Mike Bossy's Islanders Stanley Cup rings, other memorabilia up for auction
Josiane Bossy called it “a decision that’s very personal,” but in the end, she chose to part with her share of her late father Mike’s hockey-related memorabilia.
“I never really grew up being that much of a hockey fan,” she told Newsday in an interview to promote an ongoing auction of 144 items. “I know this sounds maybe a little bit weird to some people, but for me, Dad was Dad.
“As much as he was the best dad he could be, when I look at the hockey things, I think it really belongs to the people who love hockey and who love him for the hockey player he was.
“That’s why I thought it would be best to get it to fans or collectors or people that would see the value of it.”
Heritage Auctions is handling the event, which runs through Feb. 25. It's a trove that Mike Provenzale, sports operations supervisor, rated the firm’s most extensive for a hockey player, rivaled perhaps only by that of 1980 Olympic hero Mike Eruzione.
“But that was pretty much all ‘Miracle on Ice’-related,” Provenzale said. “This Bossy collection spans not only his entire career but his entire life.”
The costliest items are likely to be Bossy’s 1980 and ’81 Stanley Cup rings as an Islander, which Heritage estimates will go for more than $40,000.
Provenzale said championship rings owned by non-players such as coaches or support staff are one tier of auction value. Those of lesser players are another. Rings from a player of Bossy’s stature are rare.
“When you have Stanley Cup rings from one of the best players to ever play the game,” he said, “those are huge items that are going to realize a large price and generally go into somebody's collection, are treasured and disappear [from the market].”

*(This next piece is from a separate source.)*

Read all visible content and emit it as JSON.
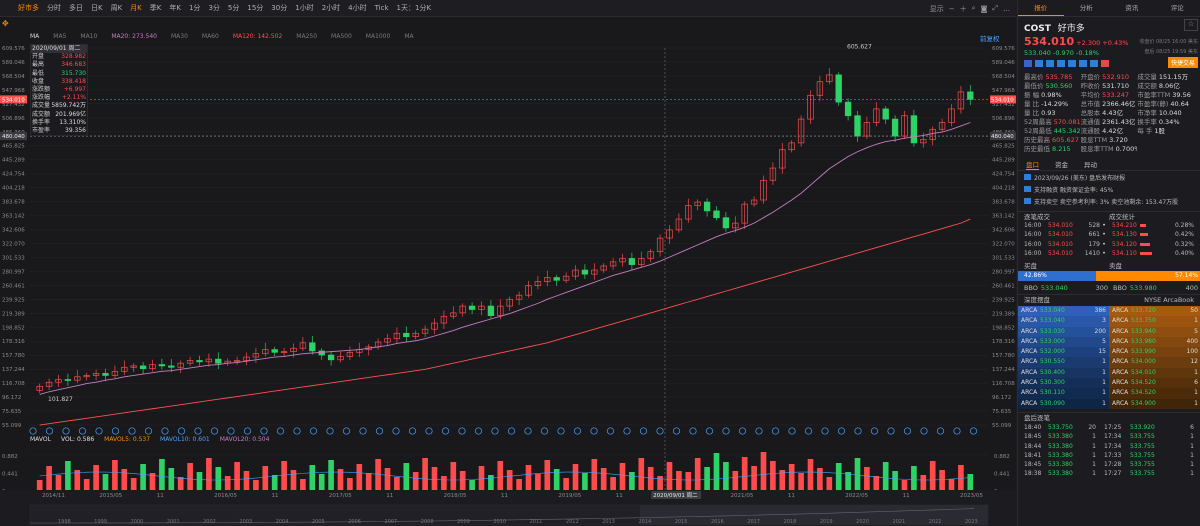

What about Bossy’s other two Cup rings, from ’82 and ’83? They are not for sale, because they are in the other half of Bossy’s collection, the half that belongs to Josiane’s younger sister, Tanya, who opted not to auction them off.
Josiane said Tanya and her family, including Tanya’s two children, spent more years in and around the family home near Montreal than Josiane did, and thus had a stronger connection to the objects than she did.
Josiane said Tanya and their mother, Lucie, understood her decision, and vice versa.
“I think the important thing was for me to be supportive of her decision and for her to be supportive of mine,” Josiane said. “My mother also was very supportive of both decisions.
“We knew our father, and the important thing [to him] was to be respectful of each other and not judge anybody.”
Josiane said the physical items have little sentimental value to her.
“I have to say my dad was very much my dad when he got home,” she said. “He was nothing hockey. So he never really exposed these things to us. He never talked about it.
“When I think of my dad, I don't associate him necessarily with the rings and all the things he had.”
A portion of proceeds will go to the Mike Bossy Memorial Fund. His daughters set it up to help increase awareness of the importance of lung cancer screening. Bossy died of the disease in April 2022 at age 65.
“He was diagnosed very, very, very, very late in the process and it was too late,” Josiane said.
Josiane said she was too young to remember much about her father’s heyday on Long Island. But she was happy to see the Islanders hire Patrick Roy, a former neighbor of the Bossys in Quebec, as their coach.
Josiane and Tanya both babysat for Roy’s two oldest sons.
“His kids were a handful,” Josiane said, laughing. “I remember them being very active. I remember one of them locking me out of their home.”
The collection, which is available for viewing and/or bidding on Heritage’s website, includes everything from game-worn jerseys to personal effects and runs from his first youth hockey trophy in the mid-1960s to his Hockey Hall of Fame ring.
After Mike died, Josiane said she gained a greater appreciation of what he meant to fans.
“I learned so much about my father in the hockey world,” she said, “and it really, really touched me to see how many people he touched and how many people loved him, literally. So I thought [his memorabilia] belongs to these people.”